Supporters of Israel, who are mostly on the Right, believe the Israeli government’s official story, which is that the Jewish state’s bombing campaign and ground invasion of Gaza has one objective: deposing Hamas so its fighters and government no longer pose a threat. According to this narrative, Palestinian civilian deaths are unavoidable collateral damage in a densely populated urban environment.
Those who are not siloed into Team Politics on the conflict, like human rights groups, are convinced that the bombing is indiscriminate — that Israel is bombing willy-nilly because they’re reacting with blind rage to Hamas’ Oct. 7 attack.
Supporters of Palestine, mostly on the Left, think that Israel is actively targeting civilians in a gleeful bloodthirsty campaign of genocide, trying to massacre as many innocents as possible.
They are all wrong.
Israel isn’t trying to kill people.
It’s trying to kill buildings.
People die when buildings get bombed. But killing people is not the Israelis’ goal. They’re out to flatten Gaza. Flattening some Gazans is a side effect of flattening buildings.

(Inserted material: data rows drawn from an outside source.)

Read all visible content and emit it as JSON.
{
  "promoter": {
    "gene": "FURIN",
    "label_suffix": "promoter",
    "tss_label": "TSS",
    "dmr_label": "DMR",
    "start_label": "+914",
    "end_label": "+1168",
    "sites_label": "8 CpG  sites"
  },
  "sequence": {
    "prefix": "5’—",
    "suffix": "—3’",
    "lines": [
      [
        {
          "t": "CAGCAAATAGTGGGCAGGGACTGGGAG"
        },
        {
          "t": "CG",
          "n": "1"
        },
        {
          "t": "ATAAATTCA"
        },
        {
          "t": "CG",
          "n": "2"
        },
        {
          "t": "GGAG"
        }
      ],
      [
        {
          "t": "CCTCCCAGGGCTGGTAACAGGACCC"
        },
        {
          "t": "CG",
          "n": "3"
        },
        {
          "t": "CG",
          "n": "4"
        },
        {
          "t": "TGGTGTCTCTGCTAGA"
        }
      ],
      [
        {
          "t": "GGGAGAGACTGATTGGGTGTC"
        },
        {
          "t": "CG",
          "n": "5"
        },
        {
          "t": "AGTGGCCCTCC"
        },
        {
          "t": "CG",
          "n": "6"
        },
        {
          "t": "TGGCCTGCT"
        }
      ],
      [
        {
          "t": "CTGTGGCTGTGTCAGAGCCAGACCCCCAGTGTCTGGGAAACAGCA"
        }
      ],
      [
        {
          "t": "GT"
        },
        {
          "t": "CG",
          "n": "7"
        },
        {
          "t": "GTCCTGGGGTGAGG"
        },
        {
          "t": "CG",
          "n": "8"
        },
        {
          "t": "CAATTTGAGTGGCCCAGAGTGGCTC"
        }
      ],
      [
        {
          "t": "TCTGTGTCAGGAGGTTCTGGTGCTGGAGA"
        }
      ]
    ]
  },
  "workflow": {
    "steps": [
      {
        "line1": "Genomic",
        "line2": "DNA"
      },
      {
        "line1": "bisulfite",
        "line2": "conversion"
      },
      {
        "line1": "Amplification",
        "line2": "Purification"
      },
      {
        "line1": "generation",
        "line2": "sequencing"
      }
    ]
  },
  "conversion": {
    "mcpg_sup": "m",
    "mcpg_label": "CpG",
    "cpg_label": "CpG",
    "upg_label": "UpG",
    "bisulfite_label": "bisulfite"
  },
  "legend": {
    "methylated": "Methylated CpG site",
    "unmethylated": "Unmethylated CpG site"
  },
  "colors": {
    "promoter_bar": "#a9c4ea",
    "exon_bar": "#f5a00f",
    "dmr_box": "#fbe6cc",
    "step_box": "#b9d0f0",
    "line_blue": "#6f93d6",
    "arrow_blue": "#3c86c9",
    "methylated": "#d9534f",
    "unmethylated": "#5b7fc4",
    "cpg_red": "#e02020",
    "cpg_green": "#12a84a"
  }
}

Most species don’t go extinct after being hunted to death. Their habitat is destroyed.
Israel’s war aim in Gaza, I believe, is to destroy so many apartment buildings and shops and schools and hospitals and other infrastructure that the territory becomes uninhabitable.
The Israel Defense Forces may already have accomplished that. According to the United Nations, 45% of the housing stock in the Gaza Strip has been destroyed. Over 1.5 million out of a total population of 2.3 million are “internally displaced,” i.e., homeless and living on the streets. Only one out of the 18 hospitals in northern Gaza, until six weeks ago the Strip’s most populous area, is still functioning. Four weeks into the war, 61% of all employment in Gaza was gone — this in a previously impoverished place with sky-high unemployment.
Imagine if the protesters calling for a ceasefire got their way. That a permanent ceasefire took effect tomorrow. Imagine that the war came to an end, that Israel told the residents of Gaza that they could safely return home.
Return to what?
Half the population has no home to return to. (That number increases with each Israeli bomb.) Upon returning to their homes, many of them damaged, the other half would have no water or electricity or fuel or telephone or internet service, no shops or stores to buy food or clothing or anything else, no income and therefore no money to buy it with, no school to send their kids to, no hospital to treat them when they fell sick or were injured.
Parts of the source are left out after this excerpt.